Think of the way you cruise a news website. You see a headline that reads Canadian Man Caught Smuggling 38 Turtles in Pants. Do you click on the article? Of course not. All the information you need is in the header. A man had 38 turtles in his pants!
Similarly (in a way), all the information a CDN needs in order to cache content and provide improved user experience on a website and save the website owner money on bandwidth is in the cache headers. Keep reading for everything you need to know about content caching, how cache headers work, different types of cache headers, and how a CDN comes into play.
CDNs and caching, in general
A CDN is a global network of servers designed to deliver your website content to your users as quickly as possible. In addition to redirecting users to the server closest to them, CDNs rely on caching to get that content delivered fast. When a user requests a web page or content from your site, it is retrieved for them from the closest proxy cache server where it is stored. This eliminates the time it would take for the request to reach the origin server and for the server to send back the requested content.
The most easily cacheable content is what’s referred to as static content—content on your website that is not expected to change over time, nor does it differ depending on who your users are. So a homepage that looks the same for everyone who visits that homepage is largely made up of static content, while a member-only page that a user logs into would be made up of dynamic files, as that page would have to be generated on the fly based on information in the database relating to that specific user.
All CDNs cache static content, and advanced CDNs can also cache dynamic content—for the period in which that dynamic content is expected to remain unchanged. And how does a CDN know how to treat all of your website’s content files in regards to caching?
It’s all in the headers
HTTP cache headers are used by web developers to not only identify cacheable content, but also to set rules for that content caching, such as the duration for which that content can be cached before it needs to be fetched from the origin server. Here are the most relevant cache headers when it comes to your web content.

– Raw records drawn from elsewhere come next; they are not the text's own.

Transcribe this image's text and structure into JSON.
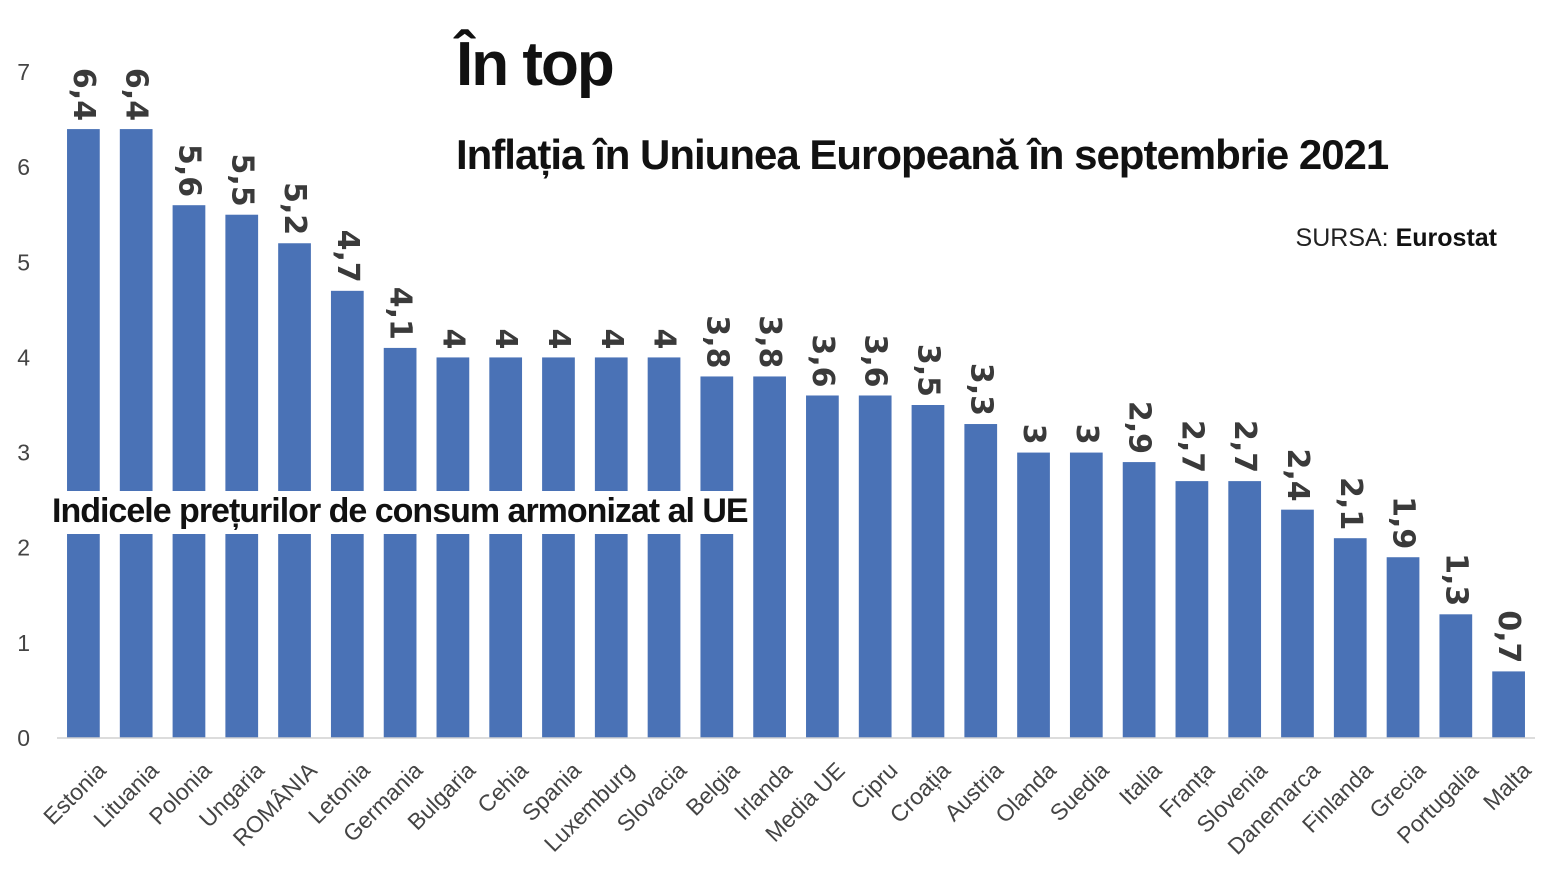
{
  "title": "În top",
  "subtitle": "Inflația în Uniunea Europeană în septembrie 2021",
  "source": {
    "label": "SURSA:",
    "name": "Eurostat"
  },
  "annotation": "Indicele prețurilor de consum armonizat al UE",
  "colors": {
    "bar": "#4a72b6",
    "label": "#3a3a3a",
    "axis": "#d0d0d0",
    "tick": "#444444"
  },
  "chart_data": {
    "type": "bar",
    "categories": [
      "Estonia",
      "Lituania",
      "Polonia",
      "Ungaria",
      "ROMÂNIA",
      "Letonia",
      "Germania",
      "Bulgaria",
      "Cehia",
      "Spania",
      "Luxemburg",
      "Slovacia",
      "Belgia",
      "Irlanda",
      "Media UE",
      "Cipru",
      "Croația",
      "Austria",
      "Olanda",
      "Suedia",
      "Italia",
      "Franța",
      "Slovenia",
      "Danemarca",
      "Finlanda",
      "Grecia",
      "Portugalia",
      "Malta"
    ],
    "values": [
      6.4,
      6.4,
      5.6,
      5.5,
      5.2,
      4.7,
      4.1,
      4,
      4,
      4,
      4,
      4,
      3.8,
      3.8,
      3.6,
      3.6,
      3.5,
      3.3,
      3,
      3,
      2.9,
      2.7,
      2.7,
      2.4,
      2.1,
      1.9,
      1.3,
      0.7
    ],
    "value_labels": [
      "6,4",
      "6,4",
      "5,6",
      "5,5",
      "5,2",
      "4,7",
      "4,1",
      "4",
      "4",
      "4",
      "4",
      "4",
      "3,8",
      "3,8",
      "3,6",
      "3,6",
      "3,5",
      "3,3",
      "3",
      "3",
      "2,9",
      "2,7",
      "2,7",
      "2,4",
      "2,1",
      "1,9",
      "1,3",
      "0,7"
    ],
    "y_ticks": [
      "0",
      "1",
      "2",
      "3",
      "4",
      "5",
      "6",
      "7"
    ],
    "ylim": [
      0,
      7
    ],
    "grid": false,
    "legend": "none"
  }
}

- Expires: This one is pretty straightforward. It sets the point in the future when the content will “expire,” requiring the CDN to fetch the content from the origin server. This header was used to guarantee that, though cached, your content would be as fresh as possible.
- Cache control: This header has largely replaced the expires header thanks to its flexibility and wider scope. Not only does cache control dictate when the content has to be re-fetched from the origin server, but it also allows you to mark content as public or private, to mark content as no-cache, specifying that content must be revalidated before being delivered to a user, and to mark content as no-store, which keeps sensitive data like banking information from being stored anywhere, among other instructions.
- Etag: Etag headers provide your content with unique identifiers that allow for more sophisticated sorting and individual labeling. It also eliminates unnecessary content refreshment. When your content expires according to your ‘expires’ or ‘cache control’ headers, the proxy server can send its etag back to the origin server to check if the content has been changed, or if it remains the same. If it has remained the same, no content refreshment is necessary.
- Vary: These headers are used to manage multiple versions of the same content. Uncompressed files stored alongside compressed versions of the same files, for instance. Some browsers can’t handle compressed content, so the vary header would help get that content served in its uncompressed format. Though the vary header can be an effective tool, not every browser can handle it correctly, and it needs to be used judiciously.
- Surrogate: Surrogate headers provide you with better control over cache policies, allowing you to set policies with the authority of the origin server.
- Pragma: Pragma headers were previously used to set caching instructions for browsers. Similar to expires headers, pragma headers have been replaced by cache control.
Getting your headers in the game
If tagging your content files with cache headers sounds like something you frankly haven’t done, if you’re using a high-quality CDN, you don’t need to worry. Advanced, modern CDNs have intelligent cache control. As CDN provider Imperva Incapsula says in its guide to CDN caching, intelligent cache control is predictive through learning. Advanced CDNs are developing learning-based processes for monitoring, categorizing and caching a wider range of content to help eliminate the hands-on part of the caching process, saving you time and upping your caching efficiency.
So not only is a CDN responsible for serving up your content to your users as quickly as possible, improving your website user experience and removing the burden from your origin server in order to cut down on bandwidth costs, but it can also essentially take care of your caching strategy for you. Largely thanks to those all-important headers which handily convey more important information than even the best “Turtles in Pants” headline ever could.